Periskop.id - Presiden Prabowo Subianto menandatangani Keputusan Presiden yang mengubah susunan sejumlah pejabat di lingkungan Kejaksaan Agung. Perombakan ini muncul tak lama setelah eks Jaksa Agung Muda Tindak Pidana Khusus (Jampidsus) Febrie Ardiansyah ditetapkan sebagai tersangka korupsi.

Menteri Sekretaris Negara Prasetyo Hadi mengonfirmasi penandatanganan Keppres tersebut dilakukan Prabowo pada Selasa (21/7). Ia menjelaskan, keputusan itu mengacu pada hasil Tim Penilai Akhir (TPA) sesuai usulan Jaksa Agung, yang kemudian ditindaklanjuti secara administratif oleh Istana.

"Dapat kami infokan bahwa kemarin presiden telah tandatangani Keppres sesuai dengan hasil TPA, sebagaimana mengacu ke surat usulan dari Jaksa Agung yang kemudian hari ini kami tindaklanjuti secara administratif," kata Prasetyo di Istana Kepresidenan Jakarta, Rabu (22/7).

Dalam Keppres tersebut, Asep Nana Mulyana ditunjuk sebagai Wakil Jaksa Agung. Kuntadi kemudian mengisi posisi Jampidsus, sementara Leonard Eben Ezer Simanjuntak dipercaya menjabat Jaksa Agung Muda Tindak Pidana Umum (Jampidum).

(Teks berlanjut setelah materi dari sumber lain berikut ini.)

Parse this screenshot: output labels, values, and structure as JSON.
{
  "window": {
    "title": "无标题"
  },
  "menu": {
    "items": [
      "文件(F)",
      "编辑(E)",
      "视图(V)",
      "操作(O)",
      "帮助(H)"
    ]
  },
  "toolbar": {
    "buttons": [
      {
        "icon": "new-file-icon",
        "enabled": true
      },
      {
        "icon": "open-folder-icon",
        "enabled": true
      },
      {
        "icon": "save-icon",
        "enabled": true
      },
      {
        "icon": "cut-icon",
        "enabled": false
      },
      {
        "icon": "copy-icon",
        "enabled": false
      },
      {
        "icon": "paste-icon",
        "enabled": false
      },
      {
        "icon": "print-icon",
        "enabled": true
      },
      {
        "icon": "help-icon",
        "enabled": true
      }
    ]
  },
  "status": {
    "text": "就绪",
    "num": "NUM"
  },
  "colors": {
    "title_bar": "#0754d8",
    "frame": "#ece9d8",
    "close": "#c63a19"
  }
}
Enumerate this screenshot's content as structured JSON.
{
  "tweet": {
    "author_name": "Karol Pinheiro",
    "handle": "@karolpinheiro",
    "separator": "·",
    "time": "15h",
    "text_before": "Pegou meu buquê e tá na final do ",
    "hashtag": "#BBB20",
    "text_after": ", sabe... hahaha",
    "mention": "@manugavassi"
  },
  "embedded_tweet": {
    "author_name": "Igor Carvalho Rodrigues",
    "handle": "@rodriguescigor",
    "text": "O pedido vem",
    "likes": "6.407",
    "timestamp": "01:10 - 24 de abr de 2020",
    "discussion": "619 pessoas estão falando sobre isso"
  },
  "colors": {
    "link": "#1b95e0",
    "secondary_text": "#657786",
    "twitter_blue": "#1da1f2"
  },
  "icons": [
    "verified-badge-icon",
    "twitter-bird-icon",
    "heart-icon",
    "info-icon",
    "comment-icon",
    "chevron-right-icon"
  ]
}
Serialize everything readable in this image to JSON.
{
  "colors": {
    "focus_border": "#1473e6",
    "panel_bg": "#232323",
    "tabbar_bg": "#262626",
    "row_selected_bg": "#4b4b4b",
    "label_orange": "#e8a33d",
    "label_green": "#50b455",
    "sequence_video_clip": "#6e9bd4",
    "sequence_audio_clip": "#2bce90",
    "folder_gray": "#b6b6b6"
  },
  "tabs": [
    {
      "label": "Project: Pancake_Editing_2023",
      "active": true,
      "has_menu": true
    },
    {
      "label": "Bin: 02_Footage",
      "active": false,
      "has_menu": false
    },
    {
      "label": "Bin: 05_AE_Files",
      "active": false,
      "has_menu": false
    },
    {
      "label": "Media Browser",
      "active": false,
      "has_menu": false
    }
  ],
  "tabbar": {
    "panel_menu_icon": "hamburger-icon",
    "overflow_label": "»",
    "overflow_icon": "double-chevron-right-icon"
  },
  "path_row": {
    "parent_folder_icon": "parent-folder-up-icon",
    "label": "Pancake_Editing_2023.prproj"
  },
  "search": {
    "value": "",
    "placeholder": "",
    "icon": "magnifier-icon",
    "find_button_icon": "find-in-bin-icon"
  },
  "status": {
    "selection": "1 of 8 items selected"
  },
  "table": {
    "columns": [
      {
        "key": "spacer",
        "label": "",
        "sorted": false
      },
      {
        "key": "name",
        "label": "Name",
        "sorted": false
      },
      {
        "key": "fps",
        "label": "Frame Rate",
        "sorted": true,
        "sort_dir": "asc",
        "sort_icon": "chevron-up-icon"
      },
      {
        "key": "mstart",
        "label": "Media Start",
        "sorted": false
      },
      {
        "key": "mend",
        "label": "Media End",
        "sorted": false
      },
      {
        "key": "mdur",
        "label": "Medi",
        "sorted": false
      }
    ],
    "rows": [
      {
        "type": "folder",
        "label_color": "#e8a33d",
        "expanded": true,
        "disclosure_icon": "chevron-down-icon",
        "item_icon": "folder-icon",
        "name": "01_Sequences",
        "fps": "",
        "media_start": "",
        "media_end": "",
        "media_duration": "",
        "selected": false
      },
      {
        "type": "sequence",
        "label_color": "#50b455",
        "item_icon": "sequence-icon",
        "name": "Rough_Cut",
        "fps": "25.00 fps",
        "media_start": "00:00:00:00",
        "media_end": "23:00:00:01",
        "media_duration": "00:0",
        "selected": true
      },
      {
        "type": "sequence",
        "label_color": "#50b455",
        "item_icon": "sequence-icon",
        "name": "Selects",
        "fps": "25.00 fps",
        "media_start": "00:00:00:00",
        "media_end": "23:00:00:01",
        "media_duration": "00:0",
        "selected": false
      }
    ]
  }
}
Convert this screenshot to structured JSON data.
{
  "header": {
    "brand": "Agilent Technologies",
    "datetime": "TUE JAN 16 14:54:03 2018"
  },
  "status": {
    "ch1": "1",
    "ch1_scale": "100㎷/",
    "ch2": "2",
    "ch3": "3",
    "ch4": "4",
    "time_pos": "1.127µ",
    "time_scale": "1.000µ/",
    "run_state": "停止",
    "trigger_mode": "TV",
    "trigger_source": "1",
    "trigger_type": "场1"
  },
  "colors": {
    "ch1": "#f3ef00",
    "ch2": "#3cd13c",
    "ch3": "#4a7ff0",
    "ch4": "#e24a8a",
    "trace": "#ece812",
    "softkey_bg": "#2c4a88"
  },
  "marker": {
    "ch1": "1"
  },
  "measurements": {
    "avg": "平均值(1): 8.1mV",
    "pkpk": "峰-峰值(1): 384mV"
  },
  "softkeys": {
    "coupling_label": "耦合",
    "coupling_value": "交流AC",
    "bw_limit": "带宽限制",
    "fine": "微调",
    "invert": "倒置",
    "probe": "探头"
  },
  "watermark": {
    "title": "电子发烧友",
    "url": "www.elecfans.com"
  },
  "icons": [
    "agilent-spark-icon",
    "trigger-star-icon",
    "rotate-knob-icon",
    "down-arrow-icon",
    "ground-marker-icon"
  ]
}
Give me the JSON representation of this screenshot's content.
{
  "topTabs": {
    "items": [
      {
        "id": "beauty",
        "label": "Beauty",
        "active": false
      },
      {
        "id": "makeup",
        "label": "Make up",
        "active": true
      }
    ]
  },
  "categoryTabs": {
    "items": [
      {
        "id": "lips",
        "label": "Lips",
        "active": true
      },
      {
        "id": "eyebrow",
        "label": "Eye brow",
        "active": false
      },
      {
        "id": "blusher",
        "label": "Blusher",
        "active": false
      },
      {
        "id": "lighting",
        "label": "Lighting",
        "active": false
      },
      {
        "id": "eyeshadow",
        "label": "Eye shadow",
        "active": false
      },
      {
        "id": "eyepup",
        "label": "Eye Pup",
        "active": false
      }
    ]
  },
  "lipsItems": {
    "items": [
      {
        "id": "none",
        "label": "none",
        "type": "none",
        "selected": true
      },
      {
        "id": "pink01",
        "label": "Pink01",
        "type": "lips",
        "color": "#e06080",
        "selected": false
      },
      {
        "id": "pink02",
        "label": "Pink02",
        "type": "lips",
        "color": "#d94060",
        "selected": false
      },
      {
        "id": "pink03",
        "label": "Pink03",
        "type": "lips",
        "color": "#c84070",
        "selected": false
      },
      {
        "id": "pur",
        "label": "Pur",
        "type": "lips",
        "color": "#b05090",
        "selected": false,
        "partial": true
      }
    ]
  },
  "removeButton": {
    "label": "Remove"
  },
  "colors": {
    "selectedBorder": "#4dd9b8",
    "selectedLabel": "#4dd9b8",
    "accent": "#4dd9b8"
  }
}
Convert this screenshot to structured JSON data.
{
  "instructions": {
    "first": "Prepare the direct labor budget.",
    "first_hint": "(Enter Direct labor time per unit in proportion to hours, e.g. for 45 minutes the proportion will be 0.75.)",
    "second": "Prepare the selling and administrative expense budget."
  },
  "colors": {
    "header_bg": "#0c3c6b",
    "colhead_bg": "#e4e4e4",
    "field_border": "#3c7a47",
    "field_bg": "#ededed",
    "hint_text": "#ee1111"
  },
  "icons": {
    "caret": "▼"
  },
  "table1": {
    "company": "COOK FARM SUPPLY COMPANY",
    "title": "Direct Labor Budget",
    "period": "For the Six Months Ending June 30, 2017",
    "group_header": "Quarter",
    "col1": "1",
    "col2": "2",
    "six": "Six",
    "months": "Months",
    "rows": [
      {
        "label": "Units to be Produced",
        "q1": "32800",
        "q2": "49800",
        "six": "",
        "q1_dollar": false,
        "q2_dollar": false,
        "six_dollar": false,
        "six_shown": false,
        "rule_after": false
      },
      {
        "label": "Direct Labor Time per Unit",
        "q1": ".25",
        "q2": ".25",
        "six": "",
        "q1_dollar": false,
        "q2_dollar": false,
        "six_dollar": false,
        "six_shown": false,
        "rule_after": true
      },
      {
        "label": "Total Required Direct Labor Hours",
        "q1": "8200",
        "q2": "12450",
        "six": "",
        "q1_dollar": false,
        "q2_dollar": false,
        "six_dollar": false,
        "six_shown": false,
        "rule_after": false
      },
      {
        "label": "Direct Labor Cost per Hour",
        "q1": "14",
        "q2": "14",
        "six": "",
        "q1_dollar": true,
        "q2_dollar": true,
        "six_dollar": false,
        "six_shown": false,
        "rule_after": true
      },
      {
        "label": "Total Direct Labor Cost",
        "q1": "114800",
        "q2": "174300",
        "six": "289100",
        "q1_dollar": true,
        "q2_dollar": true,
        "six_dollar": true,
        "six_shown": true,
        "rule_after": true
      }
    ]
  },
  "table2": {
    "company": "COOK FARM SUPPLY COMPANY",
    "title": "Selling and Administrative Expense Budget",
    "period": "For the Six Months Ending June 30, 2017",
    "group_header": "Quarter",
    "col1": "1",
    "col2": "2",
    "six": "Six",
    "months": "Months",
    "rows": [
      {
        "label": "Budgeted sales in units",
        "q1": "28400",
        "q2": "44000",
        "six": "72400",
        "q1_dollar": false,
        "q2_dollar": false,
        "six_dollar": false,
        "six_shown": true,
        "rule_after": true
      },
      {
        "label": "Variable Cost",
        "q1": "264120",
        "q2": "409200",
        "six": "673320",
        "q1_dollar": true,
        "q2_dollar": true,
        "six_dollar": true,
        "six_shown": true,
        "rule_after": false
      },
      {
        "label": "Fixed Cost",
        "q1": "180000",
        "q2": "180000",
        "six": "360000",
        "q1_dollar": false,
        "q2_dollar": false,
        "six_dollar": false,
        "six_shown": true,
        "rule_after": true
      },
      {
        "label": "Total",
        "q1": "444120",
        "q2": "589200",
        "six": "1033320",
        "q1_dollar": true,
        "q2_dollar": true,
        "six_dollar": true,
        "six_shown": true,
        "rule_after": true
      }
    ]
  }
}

Dua posisi lain juga berganti. Harli Siregar ditunjuk sebagai Kepala Badan Pendidikan dan Pelatihan Kejaksaan Agung, sedangkan Patris Yusrian Jaya menempati kursi Kepala Badan Pemulihan Aset Kejaksaan Agung.

Pergantian jajaran pimpinan ini terjadi usai Febrie Ardiansyah, yang sebelumnya menjabat Jampidsus, ditetapkan sebagai tersangka dalam kasus dugaan korupsi. Kepala Pusat Penerangan Hukum Kejagung Anang Supriatna menyebutkan status tersangka Febrie berkaitan dengan perkara korupsi dan pencucian uang di kasus Asabri.

Anang memaparkan, Febrie sudah tiba di Gedung Bundar dan tengah menjalani pemeriksaan oleh penyidik.

"Penyidik Kejagung telah memanggil saudara FA untuk diperiksa sebagai tersangka," ujar Anang.

Untuk menindaklanjuti pengalihan perkara dari Kepolisian, Kejagung menerbitkan tiga surat perintah penyidikan (Sprindik) baru. Ketiganya menyangkut dugaan korupsi dan pencucian uang pada kasus PT Krakatau Steel, pengadaan batu bara PLTU untuk PLN yang berujung pemadaman listrik massal, serta perkara Asabri.

Selain Febrie, penyidik turut menetapkan pihak swasta bernama Don Ritto sebagai tersangka. Ia diduga melakukan pencucian uang yang bersumber dari tindak pidana korupsi, sedangkan Febrie diduga terlibat dalam penanganan hukum terhadap oknum penyelenggara negara di perkara Asabri dan kasus korupsi lainnya.

Kejagung juga membentuk tim khusus beranggotakan sembilan jaksa senior yang mayoritas pernah bertugas di Komisi Pemberantasan Korupsi (KPK). Para jaksa ini disebut tidak bersikap resisten terhadap penanganan kasus korupsi yang menjerat Febrie.